I've coded an implementation which has 2 arrays (
`arr*`
,
`temp*`
). For every array returned in the iteration, it is first stored in the
`temp*`
array and the intersection of
`arr*`
and
`temp*`
is stored in
`arr*`
. Is this an optimal solution or what is the best approach?

This is quite efficient but could be tiresome to implement (haven't tried it).

1. Determine the `shortest` array. Benefit of using C is that if you don't know their length, you can use the pointers to arrays to determine it if they are placed sequentially in memory.
2. Make a `<entry,boolean>` hash `map` for the entries in `shortest`. We know the size and if anything it's only going down in next steps.
3. Iterate through an array. Start by initiating the whole `map` to false. For each entry check it in `map`.
4. Iterate through `map` deleting all the entries that weren't checked.
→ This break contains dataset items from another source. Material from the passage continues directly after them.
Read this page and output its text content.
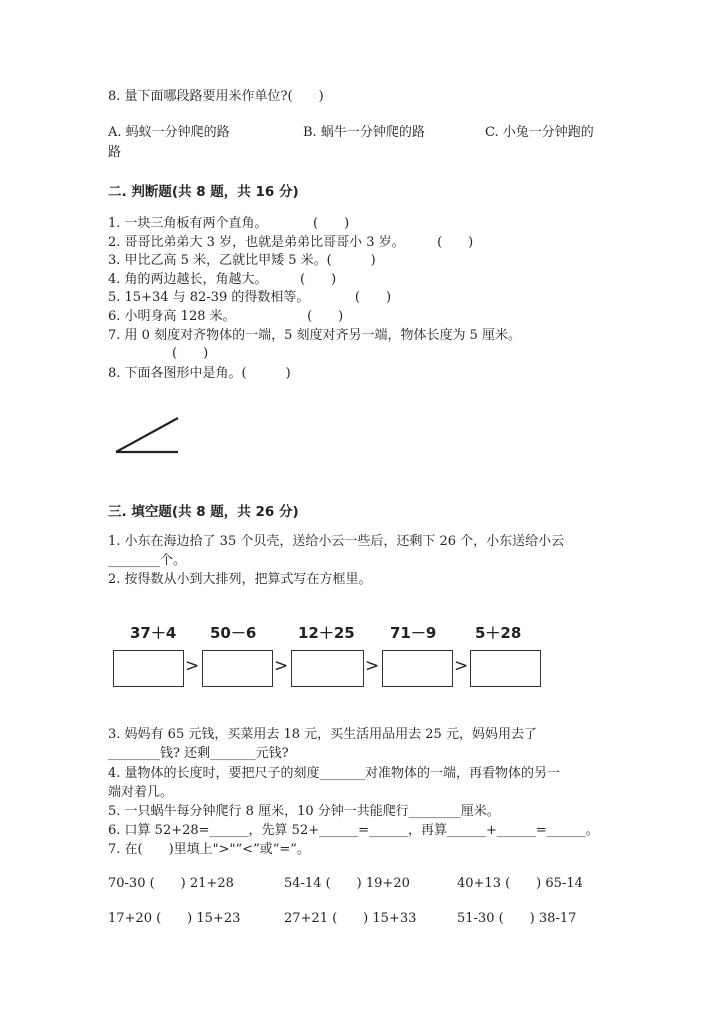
8. 量下面哪段路要用米作单位?(　　)
A. 蚂蚁一分钟爬的路	B. 蜗牛一分钟爬的路	C. 小兔一分钟跑的
路
二. 判断题(共 8 题，共 16 分)
1. 一块三角板有两个直角。　　　　(　　)
2. 哥哥比弟弟大 3 岁，也就是弟弟比哥哥小 3 岁。　　　(　　)
3. 甲比乙高 5 米，乙就比甲矮 5 米。(　　　)
4. 角的两边越长，角越大。　　　(　　)
5. 15+34 与 82-39 的得数相等。　　　　(　　)
6. 小明身高 128 米。　　　　　　(　　)
7. 用 0 刻度对齐物体的一端，5 刻度对齐另一端，物体长度为 5 厘米。
(　　)
8. 下面各图形中是角。(　　　)
三. 填空题(共 8 题，共 26 分)
1. 小东在海边拾了 35 个贝壳，送给小云一些后，还剩下 26 个，小东送给小云
________个。
2. 按得数从小到大排列，把算式写在方框里。
37＋4 50－6	12＋25 71－9	5＋28
>	>	>	>
3. 妈妈有 65 元钱，买菜用去 18 元，买生活用品用去 25 元，妈妈用去了
________钱? 还剩_______元钱?
4. 量物体的长度时，要把尺子的刻度_______对准物体的一端，再看物体的另一
端对着几。
5. 一只蜗牛每分钟爬行 8 厘米，10 分钟一共能爬行________厘米。
6. 口算 52+28=______，先算 52+______=______，再算______+______=______。
7. 在(　　)里填上">"“<”或“=”。
70-30 (　　) 21+28	54-14 (　　) 19+20	40+13 (　　) 65-14
17+20 (　　) 15+23	27+21 (　　) 15+33	51-30 (　　) 38-17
Set all the values to false.
5. If there any new arrays left go back to step 3. with a new array.
6. The result are the keys in the final `map`.

It looks like much but we didn't have to resort to any high complexity measures. Key to good performance is using hash map because of constant access time.

Alternatively:

Make the `map` be `<entry,int>`. This way you can count up all the recurrences and don't have to reset it at every iteration, which adds to complexity.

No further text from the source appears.